Russia earning €18 mil. per year from Chinese airline flights from Schiphol to China
Anyone flying with a Chinese airline from Schiphol to China is unknowingly boosting the Russian state coffers. Russia earns around €18 million per year from Chinese flights from Schiphol in air traffic control charges alone, according to research by BNR. The country also charges royalties for airspace use. The amount of these royalties is unknown.
Russia is geographically essential for east-west air traffic routes. In February 2022, the European Union closed its airspace to Russian aircraft after Russia invaded Ukraine, and Vladimir Putin responded by closing Russian airspace to EU airlines. As a result, airlines like KLM and Lufthansa have to make significant detours to Asia, leading to longer travel times, more crew members required, higher fuel consumption, and, as a result, more expensive tickets.
Chinese airlines like Xiamen Air, China Southern Airlines, and China Eastern Airlines can still use Russian airspace. They fly daily via Russia between Schiphol and Beijing, Shanghai, Guangzhou, and Xiamen. And because they can use the shortest route, they can also have the cheapest tickets.

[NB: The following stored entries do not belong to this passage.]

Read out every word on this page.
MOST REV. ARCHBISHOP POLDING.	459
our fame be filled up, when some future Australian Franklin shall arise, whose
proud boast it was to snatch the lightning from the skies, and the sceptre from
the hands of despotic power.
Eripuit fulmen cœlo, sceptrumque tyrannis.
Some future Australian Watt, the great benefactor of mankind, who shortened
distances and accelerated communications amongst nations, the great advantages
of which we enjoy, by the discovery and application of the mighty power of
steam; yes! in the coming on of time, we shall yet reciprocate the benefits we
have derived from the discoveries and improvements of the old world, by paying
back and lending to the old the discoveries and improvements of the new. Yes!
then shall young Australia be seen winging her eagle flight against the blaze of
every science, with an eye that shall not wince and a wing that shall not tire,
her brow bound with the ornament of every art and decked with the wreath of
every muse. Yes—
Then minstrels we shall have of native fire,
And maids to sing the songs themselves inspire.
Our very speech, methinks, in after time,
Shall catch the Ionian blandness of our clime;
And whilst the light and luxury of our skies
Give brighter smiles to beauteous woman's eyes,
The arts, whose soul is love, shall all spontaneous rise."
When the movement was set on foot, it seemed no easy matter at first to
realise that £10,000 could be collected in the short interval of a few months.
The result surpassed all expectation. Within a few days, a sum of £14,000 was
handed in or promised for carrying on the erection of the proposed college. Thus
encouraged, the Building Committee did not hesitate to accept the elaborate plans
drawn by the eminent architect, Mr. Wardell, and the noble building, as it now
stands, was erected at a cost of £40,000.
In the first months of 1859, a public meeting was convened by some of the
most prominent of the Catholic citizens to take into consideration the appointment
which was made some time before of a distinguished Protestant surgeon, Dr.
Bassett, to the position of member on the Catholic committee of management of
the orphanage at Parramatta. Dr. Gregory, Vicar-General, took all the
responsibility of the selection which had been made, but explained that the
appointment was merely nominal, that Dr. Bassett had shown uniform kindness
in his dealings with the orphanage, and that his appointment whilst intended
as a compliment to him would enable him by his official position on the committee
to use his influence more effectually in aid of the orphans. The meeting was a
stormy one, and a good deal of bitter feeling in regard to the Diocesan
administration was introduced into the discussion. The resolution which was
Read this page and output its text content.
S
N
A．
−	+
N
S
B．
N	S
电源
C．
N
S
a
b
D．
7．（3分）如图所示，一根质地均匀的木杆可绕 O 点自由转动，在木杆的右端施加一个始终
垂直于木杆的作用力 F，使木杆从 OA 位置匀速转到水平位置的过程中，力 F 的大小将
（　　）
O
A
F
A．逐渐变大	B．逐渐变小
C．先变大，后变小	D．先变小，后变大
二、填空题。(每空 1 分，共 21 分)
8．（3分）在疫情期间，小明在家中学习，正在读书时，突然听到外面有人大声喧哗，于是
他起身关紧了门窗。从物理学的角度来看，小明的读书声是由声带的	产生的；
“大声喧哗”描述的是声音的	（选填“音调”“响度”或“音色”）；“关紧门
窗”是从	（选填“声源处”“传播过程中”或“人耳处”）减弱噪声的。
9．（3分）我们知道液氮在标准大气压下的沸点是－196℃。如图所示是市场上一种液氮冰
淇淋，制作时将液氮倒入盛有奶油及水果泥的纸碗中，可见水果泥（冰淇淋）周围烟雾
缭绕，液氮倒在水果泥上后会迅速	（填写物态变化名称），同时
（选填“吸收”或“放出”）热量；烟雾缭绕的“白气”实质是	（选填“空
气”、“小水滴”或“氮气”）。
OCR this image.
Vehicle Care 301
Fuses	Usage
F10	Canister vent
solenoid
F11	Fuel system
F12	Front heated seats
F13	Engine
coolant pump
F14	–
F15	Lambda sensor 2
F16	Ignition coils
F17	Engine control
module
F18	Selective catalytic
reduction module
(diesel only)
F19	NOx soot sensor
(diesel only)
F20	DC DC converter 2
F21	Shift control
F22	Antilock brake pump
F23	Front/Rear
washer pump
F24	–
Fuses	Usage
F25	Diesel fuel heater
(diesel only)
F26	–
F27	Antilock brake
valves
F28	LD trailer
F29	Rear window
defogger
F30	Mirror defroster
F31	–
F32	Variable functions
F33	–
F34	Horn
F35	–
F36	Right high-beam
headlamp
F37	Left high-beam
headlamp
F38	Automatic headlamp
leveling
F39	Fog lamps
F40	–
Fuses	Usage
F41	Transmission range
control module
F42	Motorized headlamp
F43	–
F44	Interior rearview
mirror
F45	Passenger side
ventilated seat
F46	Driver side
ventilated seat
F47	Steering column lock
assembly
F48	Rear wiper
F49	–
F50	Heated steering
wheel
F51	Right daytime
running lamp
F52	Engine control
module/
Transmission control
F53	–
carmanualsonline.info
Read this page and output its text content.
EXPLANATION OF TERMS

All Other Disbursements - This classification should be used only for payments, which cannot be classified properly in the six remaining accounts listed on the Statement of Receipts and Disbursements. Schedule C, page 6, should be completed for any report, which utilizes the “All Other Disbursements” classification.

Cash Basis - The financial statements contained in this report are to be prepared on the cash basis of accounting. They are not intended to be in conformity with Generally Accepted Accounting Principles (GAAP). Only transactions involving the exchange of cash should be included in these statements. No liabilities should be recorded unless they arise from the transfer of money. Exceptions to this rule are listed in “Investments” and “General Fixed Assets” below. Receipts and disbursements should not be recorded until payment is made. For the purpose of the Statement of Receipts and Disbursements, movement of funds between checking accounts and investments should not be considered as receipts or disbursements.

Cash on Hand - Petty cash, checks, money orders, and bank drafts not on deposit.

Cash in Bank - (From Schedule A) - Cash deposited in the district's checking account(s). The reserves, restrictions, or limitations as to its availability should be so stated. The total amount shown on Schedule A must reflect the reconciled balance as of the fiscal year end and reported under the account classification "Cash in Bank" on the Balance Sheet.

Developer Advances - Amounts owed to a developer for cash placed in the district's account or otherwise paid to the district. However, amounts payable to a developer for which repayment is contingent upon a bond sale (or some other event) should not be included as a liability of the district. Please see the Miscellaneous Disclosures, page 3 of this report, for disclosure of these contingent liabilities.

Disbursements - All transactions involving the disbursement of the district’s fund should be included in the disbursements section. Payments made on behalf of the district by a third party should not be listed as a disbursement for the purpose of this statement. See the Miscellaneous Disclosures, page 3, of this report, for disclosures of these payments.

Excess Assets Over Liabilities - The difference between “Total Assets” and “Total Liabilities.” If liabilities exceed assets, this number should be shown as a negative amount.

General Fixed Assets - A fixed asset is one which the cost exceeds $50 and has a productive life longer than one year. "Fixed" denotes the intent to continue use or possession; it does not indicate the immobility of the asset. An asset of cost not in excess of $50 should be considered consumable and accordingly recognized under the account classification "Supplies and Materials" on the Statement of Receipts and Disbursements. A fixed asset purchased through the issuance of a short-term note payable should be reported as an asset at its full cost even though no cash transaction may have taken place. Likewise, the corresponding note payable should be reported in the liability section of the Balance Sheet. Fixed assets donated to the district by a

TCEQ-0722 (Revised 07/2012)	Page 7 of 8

What many Dutch travelers may not realize is that the Chinese airlines pay air traffic control fees and royalties to Russia for using its airspace. Charging for air traffic control is a common practice internationally. The amount depends on the weight of the aircraft and the distance flown. For a flight from Schiphol to China, airlines pay Russia approximately €4,000 to €8,000 per flight, amounting to around €18 million per year, BNR calculated using rates published by the Russian Centre of Aeronautical Information of Civil Aviation.
But Russia also charges royalties for the right to fly through its airspace. “If you’re strategically located, like Russia, airlines have little choice: fly over it or detour,” Floris de Haan, an aviation expert affiliated with Erasmus University in Rotterdam, told BNR. The amount Russia charges in royalties is unknown. Chinese airlines declined to provide this information to BNR. But, before the Russian airspace closed to EU airlines, Air France-KLM CEO Ben Smith called flying over Russian territory “extremely expensive.”
Most travelers probably don’t consider that they’re helping line Russia’s pockets when buying air tickets. “People primarily choose based on price, frequency, convenience, and travel time. Not what an airline pays to the countries they fly over,” De Haan said. They often don’t even know what countries they’re flying over.
And choosing other airlines to avoid paying money to Russia comes with other downsides. “If you fly with a Chinese airline, you’ll have two hours less CO2 emissions. That’s better from a sustainability perspective,” De Haan said.